The PC is old, but so are the games being played. Example it shuts down when playing battlefield vietnam but not for battlefield 1942. It used to play oblivion, now it can't play morrowind.
Two Pentium D 2.8GHz, 2GB ram, NVIDIA 6200 SE Turbocache
I should clarify that I can't find software that lists my cpu as compatible to measure temperature with :-(
So I don't know what the first step I should take is- besides cleaning the computer which I have done.
Make sure your GPU's fan is running and doing so at a healthy RPM. If it is, I'd remove the card and clean it with some canned air. How's the airflow in your case? You could also look into throttling the card's RPM manually.
WHOA! That GPU is DEFINITELY the suspect. Take off the case, and occasionally put your hand near it. If it had a plastic shroud, or cover, touch that. If it's hellish-hot, that is definitely the problem. To answer your question, maybe. Temp. restarting on GPUs depend on the GPU. It is generally 90-95c, and your really close...
First, thank you all for the help so far and please keep helping!
It's old enough that it doesn't have a dedicated fan; it has a finned heatsink (I don't know the proper name). Air is noticeably warmer around the card and the fins are hot (as expected given the temp readings)
The fins point down (so they are not directly where I feel the most airflow with the case open). The card is situated below the main fan.
What baffles me is that I have run Dragon Age (with low settings) on this computer and now it can't even run morrowind without breaking into a mess of purple and green graphic horror.
There is not a specific time I noticed this behavior start, but I think it overheated while playing dragon age a year or two ago.
I hadn't changed anything besides routine updates from the time it worked until when it didn't. Since then I have went to town updating drivers and software, but no hardware changes.
I had cleaned out the inside before my first post with compressed air (it was really dusty but this didn't help the problem).
I suspect there is little I can do to fix this besides replacing the card (which might not be a bad idea given it's age)?
If so how do I find a card compatible with my old system?
(Also, I don't understand why this would happen after years of working properly)

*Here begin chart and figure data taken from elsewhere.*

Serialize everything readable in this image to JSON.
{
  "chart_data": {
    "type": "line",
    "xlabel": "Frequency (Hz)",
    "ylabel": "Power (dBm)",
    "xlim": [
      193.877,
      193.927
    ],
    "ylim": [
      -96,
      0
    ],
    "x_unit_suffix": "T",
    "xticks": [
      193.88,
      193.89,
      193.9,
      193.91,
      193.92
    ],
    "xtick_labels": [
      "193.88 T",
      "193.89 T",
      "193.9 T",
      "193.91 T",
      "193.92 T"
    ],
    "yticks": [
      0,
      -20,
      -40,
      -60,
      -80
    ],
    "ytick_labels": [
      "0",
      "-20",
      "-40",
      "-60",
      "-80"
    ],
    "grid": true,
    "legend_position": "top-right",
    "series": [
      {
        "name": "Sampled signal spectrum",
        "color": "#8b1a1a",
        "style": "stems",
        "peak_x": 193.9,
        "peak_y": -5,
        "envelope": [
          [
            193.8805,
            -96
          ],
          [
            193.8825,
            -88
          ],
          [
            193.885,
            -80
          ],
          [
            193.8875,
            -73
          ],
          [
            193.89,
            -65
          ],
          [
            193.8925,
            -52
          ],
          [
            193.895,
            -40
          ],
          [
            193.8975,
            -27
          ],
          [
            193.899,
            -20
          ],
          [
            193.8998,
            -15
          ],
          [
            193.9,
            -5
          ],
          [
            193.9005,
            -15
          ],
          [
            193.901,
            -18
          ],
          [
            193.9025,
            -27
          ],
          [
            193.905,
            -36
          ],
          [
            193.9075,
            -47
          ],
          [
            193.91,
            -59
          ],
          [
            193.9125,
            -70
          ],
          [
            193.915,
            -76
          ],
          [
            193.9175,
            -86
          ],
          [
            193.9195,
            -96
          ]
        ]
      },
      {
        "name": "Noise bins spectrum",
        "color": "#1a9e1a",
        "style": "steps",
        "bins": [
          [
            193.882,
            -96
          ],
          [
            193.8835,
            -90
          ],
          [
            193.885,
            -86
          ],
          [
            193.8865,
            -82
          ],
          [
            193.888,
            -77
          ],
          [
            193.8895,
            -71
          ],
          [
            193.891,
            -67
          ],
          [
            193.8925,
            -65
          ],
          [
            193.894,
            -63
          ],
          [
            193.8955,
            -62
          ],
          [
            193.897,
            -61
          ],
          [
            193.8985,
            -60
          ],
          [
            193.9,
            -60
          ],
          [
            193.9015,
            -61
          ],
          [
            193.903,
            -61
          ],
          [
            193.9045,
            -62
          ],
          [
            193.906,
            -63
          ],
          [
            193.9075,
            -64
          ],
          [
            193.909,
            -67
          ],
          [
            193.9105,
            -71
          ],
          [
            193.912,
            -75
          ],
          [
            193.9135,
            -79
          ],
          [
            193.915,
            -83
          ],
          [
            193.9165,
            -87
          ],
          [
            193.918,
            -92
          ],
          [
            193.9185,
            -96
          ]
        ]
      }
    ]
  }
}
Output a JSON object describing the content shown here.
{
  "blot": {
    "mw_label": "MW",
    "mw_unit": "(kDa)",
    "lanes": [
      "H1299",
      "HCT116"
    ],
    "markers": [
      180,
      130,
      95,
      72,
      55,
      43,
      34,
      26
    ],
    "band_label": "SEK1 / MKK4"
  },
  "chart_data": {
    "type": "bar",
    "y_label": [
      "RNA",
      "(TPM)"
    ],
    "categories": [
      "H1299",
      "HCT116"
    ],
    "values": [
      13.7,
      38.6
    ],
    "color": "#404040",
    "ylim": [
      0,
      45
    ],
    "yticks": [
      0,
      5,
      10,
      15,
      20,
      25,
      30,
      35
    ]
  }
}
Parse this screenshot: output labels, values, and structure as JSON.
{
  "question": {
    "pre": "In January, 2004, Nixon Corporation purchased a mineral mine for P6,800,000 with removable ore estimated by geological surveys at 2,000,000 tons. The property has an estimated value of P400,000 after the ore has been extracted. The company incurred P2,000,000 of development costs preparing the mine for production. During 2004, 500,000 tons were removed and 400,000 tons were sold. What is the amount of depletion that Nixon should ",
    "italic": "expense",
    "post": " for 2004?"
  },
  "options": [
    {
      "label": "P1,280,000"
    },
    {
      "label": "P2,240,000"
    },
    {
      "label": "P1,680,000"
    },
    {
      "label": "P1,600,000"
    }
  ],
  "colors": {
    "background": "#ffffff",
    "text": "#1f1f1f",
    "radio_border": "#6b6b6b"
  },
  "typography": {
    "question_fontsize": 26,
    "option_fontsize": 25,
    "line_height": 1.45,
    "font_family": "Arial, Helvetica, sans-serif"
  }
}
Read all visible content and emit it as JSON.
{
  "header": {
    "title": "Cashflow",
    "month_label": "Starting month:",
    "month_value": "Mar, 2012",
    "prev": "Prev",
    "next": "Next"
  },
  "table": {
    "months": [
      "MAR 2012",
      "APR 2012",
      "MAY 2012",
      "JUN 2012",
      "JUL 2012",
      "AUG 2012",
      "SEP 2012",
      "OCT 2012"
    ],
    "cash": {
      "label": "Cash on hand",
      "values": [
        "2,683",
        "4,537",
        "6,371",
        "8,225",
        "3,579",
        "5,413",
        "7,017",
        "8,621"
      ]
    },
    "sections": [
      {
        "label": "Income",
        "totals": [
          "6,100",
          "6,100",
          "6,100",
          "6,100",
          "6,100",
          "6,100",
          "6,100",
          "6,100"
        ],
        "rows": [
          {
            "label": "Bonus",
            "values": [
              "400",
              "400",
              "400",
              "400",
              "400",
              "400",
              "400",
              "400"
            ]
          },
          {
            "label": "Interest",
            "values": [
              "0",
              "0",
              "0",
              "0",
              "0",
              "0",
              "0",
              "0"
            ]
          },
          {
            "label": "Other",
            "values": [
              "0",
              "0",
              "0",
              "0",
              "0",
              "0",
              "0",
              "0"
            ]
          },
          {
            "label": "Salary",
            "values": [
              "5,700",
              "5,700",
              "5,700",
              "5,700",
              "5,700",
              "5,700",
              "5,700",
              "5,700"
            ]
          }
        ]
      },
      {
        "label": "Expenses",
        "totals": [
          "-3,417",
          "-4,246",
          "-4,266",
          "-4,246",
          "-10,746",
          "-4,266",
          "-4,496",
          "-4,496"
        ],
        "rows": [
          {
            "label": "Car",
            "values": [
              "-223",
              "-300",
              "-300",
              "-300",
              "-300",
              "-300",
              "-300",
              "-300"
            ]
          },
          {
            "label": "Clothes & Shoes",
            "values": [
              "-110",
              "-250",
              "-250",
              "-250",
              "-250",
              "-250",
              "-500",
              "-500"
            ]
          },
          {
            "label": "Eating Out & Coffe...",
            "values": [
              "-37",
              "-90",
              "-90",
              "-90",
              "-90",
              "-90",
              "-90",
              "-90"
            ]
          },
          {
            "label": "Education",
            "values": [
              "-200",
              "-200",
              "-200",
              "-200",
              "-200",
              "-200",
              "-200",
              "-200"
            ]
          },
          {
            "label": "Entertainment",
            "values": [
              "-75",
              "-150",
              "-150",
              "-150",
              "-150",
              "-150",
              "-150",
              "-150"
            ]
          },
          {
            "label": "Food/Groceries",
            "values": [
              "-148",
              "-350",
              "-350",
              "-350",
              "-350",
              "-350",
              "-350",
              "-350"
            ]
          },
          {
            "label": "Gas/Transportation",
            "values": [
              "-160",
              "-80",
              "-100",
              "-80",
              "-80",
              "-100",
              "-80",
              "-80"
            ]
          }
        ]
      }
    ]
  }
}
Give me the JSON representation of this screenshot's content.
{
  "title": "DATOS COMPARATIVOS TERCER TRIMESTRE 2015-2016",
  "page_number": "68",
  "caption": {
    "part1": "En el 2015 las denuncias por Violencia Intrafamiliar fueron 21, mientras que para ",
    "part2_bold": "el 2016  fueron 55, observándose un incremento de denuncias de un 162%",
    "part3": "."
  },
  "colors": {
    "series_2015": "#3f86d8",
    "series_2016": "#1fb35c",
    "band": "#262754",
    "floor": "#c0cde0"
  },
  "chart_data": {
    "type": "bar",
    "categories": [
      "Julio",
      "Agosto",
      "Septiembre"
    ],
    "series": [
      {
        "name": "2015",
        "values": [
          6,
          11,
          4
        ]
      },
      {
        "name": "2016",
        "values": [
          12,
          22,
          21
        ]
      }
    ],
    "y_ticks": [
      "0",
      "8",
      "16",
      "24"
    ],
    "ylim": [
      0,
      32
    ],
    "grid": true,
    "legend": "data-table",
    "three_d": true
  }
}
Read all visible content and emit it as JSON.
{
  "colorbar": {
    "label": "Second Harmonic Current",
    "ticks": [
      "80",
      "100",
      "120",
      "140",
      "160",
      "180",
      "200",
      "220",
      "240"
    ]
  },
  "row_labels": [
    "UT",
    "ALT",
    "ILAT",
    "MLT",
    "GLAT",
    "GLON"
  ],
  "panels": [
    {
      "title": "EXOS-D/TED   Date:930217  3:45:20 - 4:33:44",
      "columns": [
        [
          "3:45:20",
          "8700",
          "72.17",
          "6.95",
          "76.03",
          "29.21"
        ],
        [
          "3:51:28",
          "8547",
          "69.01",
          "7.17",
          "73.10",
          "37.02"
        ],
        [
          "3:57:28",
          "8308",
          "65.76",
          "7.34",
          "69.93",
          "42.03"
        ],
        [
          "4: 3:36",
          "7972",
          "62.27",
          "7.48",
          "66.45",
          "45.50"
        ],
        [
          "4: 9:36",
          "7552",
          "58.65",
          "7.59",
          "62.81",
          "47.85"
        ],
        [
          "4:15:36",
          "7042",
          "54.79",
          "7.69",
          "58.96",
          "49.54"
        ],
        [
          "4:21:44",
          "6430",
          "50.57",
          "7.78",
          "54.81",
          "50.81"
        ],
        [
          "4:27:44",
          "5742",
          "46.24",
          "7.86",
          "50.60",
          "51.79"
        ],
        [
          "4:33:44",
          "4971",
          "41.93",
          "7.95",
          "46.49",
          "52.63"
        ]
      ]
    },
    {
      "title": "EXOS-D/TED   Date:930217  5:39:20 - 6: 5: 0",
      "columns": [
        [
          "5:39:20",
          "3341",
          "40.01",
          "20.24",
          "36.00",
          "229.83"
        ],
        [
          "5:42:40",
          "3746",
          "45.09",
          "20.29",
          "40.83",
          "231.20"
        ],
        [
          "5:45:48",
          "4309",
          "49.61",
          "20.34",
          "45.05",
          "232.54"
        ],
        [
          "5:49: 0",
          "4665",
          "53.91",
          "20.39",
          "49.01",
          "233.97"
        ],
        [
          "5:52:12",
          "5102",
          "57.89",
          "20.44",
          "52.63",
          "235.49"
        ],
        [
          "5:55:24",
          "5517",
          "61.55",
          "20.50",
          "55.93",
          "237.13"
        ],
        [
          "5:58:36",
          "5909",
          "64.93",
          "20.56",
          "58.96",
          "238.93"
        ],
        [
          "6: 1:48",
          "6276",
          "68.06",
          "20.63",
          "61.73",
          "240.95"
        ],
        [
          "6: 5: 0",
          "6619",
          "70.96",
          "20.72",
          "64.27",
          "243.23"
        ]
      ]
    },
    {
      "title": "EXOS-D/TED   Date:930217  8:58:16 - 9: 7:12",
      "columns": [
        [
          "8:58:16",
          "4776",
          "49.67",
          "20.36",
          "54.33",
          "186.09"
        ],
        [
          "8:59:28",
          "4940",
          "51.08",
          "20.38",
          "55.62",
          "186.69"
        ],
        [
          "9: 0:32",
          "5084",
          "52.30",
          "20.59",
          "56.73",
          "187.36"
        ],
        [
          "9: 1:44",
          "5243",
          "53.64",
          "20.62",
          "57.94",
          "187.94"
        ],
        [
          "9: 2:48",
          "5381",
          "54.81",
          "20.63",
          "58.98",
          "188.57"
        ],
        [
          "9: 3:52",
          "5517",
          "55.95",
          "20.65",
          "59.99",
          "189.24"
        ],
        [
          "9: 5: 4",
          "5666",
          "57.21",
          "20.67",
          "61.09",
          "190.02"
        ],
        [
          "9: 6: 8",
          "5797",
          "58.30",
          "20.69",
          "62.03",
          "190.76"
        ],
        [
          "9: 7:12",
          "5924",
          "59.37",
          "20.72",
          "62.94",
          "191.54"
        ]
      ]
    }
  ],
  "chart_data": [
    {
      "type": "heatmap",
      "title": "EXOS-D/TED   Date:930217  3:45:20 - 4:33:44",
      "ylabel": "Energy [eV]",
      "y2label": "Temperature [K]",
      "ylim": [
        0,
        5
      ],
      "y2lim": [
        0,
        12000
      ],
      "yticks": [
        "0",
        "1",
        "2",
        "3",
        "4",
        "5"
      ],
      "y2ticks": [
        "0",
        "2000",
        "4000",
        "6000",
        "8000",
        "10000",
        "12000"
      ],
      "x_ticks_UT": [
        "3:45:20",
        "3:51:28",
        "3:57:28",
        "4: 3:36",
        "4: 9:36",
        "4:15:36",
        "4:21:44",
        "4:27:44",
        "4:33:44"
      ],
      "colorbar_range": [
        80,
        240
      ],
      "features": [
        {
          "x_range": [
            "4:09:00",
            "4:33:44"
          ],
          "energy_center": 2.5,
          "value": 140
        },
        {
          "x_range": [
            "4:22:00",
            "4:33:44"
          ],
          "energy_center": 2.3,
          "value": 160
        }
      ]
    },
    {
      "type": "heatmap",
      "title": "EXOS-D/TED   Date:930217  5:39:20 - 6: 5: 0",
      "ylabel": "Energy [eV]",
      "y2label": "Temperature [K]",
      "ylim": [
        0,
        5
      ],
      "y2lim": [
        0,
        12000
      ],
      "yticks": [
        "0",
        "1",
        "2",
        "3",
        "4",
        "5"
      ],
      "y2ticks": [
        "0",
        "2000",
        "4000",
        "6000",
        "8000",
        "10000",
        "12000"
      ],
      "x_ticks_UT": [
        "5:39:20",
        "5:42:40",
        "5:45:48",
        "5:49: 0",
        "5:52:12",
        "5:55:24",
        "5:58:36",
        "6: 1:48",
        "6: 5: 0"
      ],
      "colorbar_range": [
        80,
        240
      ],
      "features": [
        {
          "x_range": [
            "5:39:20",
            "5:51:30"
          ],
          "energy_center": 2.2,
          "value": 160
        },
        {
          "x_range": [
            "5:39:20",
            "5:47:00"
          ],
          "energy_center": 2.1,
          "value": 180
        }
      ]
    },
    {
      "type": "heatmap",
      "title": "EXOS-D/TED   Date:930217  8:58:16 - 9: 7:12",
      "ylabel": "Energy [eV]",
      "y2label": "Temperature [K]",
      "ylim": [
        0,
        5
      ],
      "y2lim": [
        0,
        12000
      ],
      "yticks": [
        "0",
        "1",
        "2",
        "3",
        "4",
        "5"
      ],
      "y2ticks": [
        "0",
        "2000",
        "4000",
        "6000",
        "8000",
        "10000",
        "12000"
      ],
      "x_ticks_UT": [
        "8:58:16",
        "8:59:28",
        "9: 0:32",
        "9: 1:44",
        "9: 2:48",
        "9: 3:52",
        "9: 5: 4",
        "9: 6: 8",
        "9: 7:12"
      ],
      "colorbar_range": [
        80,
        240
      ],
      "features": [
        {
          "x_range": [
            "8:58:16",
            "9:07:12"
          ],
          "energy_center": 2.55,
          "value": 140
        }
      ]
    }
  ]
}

I know are you are more concerned about your GPU overheating, but your HD is a clicking ticking time bomb. If it dies, you will need to replace it and reinstall windows, which is a pain and your data is lost.
I would buy an new internal drive and an external drive. Backup your data to the external drive, use cloning software to clone your internal drive and replace/restore the clone to the new internal drive.